Publié le 13-06-2018 16:30

Lorsqu’une entreprise connait des difficultés mais ne souhaite pas licencier ses collaborateurs, elle met en place une procédure d’activité partielle. Cette démarche consiste à réduire ou suspendre temporairement l’activité dans le but de maintenir les emplois.

 

Dans quels cas l’entreprise peut-elle être en activité partielle ?

L’activité partielle s’adresse à des entreprises qui subissent soit une réduction de la durée habituelle de temps de travail de l’établissement, soit une fermeture temporaire de tout ou partie de l’établissement. Ces conséquences peuvent être dues à une mauvaise conjoncture économique, des difficultés d’approvisionnement, un sinistre, une restructuration de l’entreprise ou toute autre circonstance exceptionnelle.

 

La mise en place de cette procédure est encadrée par la loi.
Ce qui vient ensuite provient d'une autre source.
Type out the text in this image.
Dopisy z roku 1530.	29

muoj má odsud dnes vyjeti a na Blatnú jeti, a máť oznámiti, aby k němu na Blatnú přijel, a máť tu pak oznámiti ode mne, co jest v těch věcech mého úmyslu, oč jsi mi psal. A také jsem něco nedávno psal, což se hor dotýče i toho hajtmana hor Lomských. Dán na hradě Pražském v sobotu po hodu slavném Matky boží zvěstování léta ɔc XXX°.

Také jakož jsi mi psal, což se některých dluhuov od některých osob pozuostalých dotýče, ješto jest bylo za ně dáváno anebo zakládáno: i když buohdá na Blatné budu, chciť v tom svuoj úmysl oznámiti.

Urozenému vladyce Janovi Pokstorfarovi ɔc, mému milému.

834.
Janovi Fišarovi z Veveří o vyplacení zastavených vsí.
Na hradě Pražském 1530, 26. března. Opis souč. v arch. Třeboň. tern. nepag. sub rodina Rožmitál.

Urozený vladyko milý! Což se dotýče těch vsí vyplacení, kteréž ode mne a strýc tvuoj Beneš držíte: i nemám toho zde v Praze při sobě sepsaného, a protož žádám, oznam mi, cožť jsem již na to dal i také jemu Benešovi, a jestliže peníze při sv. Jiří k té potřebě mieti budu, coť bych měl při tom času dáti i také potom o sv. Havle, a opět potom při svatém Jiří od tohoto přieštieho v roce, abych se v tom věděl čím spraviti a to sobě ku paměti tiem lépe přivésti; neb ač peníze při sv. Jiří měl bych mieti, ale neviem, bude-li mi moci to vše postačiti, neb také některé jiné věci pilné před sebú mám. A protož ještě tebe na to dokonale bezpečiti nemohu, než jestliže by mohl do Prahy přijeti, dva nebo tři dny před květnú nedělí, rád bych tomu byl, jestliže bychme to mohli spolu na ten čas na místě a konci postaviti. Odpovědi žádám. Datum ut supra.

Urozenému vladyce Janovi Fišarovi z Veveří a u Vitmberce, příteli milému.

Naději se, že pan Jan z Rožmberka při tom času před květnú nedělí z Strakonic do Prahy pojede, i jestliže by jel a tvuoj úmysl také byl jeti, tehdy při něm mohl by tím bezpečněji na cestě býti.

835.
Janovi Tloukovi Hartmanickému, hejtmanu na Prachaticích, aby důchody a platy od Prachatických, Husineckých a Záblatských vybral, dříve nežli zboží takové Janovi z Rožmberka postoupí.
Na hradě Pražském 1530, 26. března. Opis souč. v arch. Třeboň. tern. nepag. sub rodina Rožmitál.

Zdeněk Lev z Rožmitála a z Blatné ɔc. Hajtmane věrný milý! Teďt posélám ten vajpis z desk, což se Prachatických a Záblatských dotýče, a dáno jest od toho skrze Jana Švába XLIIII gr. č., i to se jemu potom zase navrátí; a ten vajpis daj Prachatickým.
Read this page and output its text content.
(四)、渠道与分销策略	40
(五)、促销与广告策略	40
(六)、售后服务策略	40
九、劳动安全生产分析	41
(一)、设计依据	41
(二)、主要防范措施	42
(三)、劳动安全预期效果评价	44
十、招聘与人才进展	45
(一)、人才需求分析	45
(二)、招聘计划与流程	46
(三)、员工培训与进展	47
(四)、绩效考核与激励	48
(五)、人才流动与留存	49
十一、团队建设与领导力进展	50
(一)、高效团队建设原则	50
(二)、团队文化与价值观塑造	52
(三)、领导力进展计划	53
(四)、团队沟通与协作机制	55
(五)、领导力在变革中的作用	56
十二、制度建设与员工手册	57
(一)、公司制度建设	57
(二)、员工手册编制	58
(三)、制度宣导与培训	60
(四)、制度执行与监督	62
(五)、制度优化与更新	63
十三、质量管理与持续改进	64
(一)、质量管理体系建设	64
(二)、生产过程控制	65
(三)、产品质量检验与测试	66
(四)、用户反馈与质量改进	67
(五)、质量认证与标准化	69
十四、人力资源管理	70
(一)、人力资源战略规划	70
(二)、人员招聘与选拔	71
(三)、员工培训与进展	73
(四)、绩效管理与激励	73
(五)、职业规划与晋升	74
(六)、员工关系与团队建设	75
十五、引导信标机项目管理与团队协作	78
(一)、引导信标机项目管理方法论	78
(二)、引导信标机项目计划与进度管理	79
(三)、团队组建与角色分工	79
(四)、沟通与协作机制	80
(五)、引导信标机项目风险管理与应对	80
Au préalable, l’employeur doit demander, au Préfet du département concerné, l’autorisation d’activité partielle en précisant les motifs, la période et le nombre de salariés concernés.

 

A compter de la date d’envoi de la demande, il faut compter un délai de 15 jours. En l’absence de réponse dans cet intervalle, l’autorisation est tacitement accordée.

 

Quels sont les avantages d’une procédure d’activité partielle ?

Pour les salariés, c’est un moyen de conserver leur emploi. Ils perçoivent une indemnité horaire de leur employeur égale à 70% de leur salaire brut horaire. Ils sont aussi prioritaires pour accéder à des formations et dans ce cas l’indemnité est majorée à 100% du salaire net horaire.

 

Pour l’employeur, il s’agit de conserver des compétences, voire de les renforcer lorsque leur entreprise fait face à des difficultés économiques conjoncturelles. Pour les entreprises de moins de 250 salariés c’est une indemnité de 7.74€ par heure chômée par salarié que perçoit l’employeur. Pour les plus de 250 salariés cette indemnisation est portée à 7.23€ par heure chômée et par salarié.

 

Pour aider le dirigeant dans sa prise de décision, l’Etat propose un simulateur qui permet de connaître immédiatement les montants estimatifs d’indemnisation.